Un cinquième accusé, Lai Yi-ren (賴苡任), initiateur officiel de la campagne de révocation contre Wu Szu-yao, nie toute implication et affirme ne pas avoir participé à la création des listes ni connaître l’utilisation de fichiers de membres du parti. Le parquet a demandé l’audition de plusieurs témoins et suspects, dont Huang Lu Chin-ju et un conseiller municipal de Taipei. La phase d’interrogatoire du procès devrait commencer le 6 juillet. 

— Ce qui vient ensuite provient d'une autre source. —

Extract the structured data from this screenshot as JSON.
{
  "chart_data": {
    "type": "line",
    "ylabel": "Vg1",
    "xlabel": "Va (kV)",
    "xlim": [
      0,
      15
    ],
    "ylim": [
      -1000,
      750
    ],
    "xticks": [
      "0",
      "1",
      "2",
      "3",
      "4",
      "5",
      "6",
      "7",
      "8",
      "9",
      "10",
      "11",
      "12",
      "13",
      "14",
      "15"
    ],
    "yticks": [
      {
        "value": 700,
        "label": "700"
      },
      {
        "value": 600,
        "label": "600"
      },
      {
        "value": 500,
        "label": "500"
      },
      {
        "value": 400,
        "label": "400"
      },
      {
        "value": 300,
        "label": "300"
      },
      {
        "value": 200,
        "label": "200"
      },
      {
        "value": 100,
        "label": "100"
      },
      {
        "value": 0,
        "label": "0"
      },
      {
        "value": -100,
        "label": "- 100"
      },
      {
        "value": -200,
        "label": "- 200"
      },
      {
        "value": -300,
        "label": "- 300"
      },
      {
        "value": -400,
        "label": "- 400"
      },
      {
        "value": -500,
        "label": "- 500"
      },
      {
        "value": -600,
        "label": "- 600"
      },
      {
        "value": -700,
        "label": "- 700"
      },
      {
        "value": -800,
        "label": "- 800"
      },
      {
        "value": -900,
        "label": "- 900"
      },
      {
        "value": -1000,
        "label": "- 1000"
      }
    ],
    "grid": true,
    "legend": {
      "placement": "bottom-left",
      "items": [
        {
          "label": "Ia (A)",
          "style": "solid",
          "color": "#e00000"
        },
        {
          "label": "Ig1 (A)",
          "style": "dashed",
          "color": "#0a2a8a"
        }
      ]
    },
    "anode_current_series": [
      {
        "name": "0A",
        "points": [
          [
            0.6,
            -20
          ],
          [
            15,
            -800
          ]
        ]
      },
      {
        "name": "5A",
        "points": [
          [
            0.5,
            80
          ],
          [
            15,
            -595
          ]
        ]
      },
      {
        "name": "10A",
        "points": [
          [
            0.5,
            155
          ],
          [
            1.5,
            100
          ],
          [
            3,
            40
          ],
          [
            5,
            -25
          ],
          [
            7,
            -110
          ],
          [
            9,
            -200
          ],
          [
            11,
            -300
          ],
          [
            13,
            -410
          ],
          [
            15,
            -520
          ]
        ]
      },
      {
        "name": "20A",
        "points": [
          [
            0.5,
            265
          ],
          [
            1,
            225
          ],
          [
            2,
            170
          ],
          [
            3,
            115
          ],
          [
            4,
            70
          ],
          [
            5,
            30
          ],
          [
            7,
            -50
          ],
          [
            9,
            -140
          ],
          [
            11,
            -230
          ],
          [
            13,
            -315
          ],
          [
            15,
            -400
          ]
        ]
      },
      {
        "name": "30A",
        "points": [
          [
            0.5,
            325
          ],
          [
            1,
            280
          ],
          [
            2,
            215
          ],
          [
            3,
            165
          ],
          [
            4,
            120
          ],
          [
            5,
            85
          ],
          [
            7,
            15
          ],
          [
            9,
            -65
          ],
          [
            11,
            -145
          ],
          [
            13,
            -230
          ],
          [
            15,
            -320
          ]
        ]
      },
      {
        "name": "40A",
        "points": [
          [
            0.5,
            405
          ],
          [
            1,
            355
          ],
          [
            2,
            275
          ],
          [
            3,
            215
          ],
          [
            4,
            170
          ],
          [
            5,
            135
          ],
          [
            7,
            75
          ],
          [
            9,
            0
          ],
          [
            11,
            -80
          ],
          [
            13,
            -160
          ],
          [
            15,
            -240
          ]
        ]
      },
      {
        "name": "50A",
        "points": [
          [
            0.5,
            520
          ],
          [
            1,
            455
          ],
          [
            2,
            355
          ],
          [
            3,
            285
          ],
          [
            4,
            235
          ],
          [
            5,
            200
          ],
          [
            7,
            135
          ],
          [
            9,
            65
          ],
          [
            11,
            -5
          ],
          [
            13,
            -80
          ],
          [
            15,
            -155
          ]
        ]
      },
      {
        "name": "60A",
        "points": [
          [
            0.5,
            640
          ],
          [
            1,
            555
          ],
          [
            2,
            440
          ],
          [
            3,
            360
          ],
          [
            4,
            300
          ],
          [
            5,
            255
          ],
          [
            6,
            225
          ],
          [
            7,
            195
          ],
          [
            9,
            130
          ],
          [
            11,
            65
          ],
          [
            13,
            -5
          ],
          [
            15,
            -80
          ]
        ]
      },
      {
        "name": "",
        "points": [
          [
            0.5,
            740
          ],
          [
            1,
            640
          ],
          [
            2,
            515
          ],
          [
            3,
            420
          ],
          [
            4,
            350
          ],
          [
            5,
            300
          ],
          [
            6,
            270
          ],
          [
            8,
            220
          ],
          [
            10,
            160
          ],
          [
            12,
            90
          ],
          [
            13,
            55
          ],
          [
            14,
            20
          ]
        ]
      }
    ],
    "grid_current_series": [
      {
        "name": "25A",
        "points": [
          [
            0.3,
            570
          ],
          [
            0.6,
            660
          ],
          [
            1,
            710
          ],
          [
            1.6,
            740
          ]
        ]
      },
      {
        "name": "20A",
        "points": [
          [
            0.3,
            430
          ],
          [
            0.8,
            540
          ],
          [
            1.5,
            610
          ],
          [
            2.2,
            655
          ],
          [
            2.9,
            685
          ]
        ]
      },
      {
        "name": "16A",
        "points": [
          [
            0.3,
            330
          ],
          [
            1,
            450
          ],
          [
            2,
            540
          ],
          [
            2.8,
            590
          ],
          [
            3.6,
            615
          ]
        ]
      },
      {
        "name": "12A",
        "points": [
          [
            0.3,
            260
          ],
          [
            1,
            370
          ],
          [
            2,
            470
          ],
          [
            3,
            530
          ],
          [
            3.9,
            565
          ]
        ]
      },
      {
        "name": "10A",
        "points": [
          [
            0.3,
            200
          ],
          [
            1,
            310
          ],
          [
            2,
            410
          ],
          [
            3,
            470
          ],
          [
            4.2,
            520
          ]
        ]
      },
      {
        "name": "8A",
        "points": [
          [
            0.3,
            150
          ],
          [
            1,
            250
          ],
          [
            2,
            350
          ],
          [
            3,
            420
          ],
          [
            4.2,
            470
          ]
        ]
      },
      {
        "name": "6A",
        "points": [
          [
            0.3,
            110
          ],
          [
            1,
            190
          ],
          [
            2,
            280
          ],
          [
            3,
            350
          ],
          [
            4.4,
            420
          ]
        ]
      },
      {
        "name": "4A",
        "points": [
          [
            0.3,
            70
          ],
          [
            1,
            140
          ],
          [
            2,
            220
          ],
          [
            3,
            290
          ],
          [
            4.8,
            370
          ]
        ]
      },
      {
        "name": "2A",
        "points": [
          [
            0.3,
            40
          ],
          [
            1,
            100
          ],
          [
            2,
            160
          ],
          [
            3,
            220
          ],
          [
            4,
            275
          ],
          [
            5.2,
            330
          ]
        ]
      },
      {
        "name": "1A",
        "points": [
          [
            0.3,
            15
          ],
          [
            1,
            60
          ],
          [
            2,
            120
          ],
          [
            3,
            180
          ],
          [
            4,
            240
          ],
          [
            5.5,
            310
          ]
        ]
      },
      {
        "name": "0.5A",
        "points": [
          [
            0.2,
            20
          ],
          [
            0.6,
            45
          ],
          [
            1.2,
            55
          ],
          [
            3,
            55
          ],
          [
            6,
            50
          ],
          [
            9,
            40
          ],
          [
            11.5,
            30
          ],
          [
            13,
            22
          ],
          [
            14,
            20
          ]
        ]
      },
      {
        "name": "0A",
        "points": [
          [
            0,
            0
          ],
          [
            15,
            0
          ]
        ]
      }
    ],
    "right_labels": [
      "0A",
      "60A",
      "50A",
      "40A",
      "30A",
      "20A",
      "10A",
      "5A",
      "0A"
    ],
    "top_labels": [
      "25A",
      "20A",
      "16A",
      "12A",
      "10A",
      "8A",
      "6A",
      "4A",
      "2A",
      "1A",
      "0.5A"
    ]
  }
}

Par ailleurs, Huang Lu Chin-ju, actuellement soumise à une interdiction de quitter le territoire et à une surveillance électronique, a demandé la levée de son bracelet électronique en invoquant des problèmes de santé et un stress important. Le parquet s’y oppose, estimant que les raisons de la mesure restent valables. Le tribunal doit encore trancher.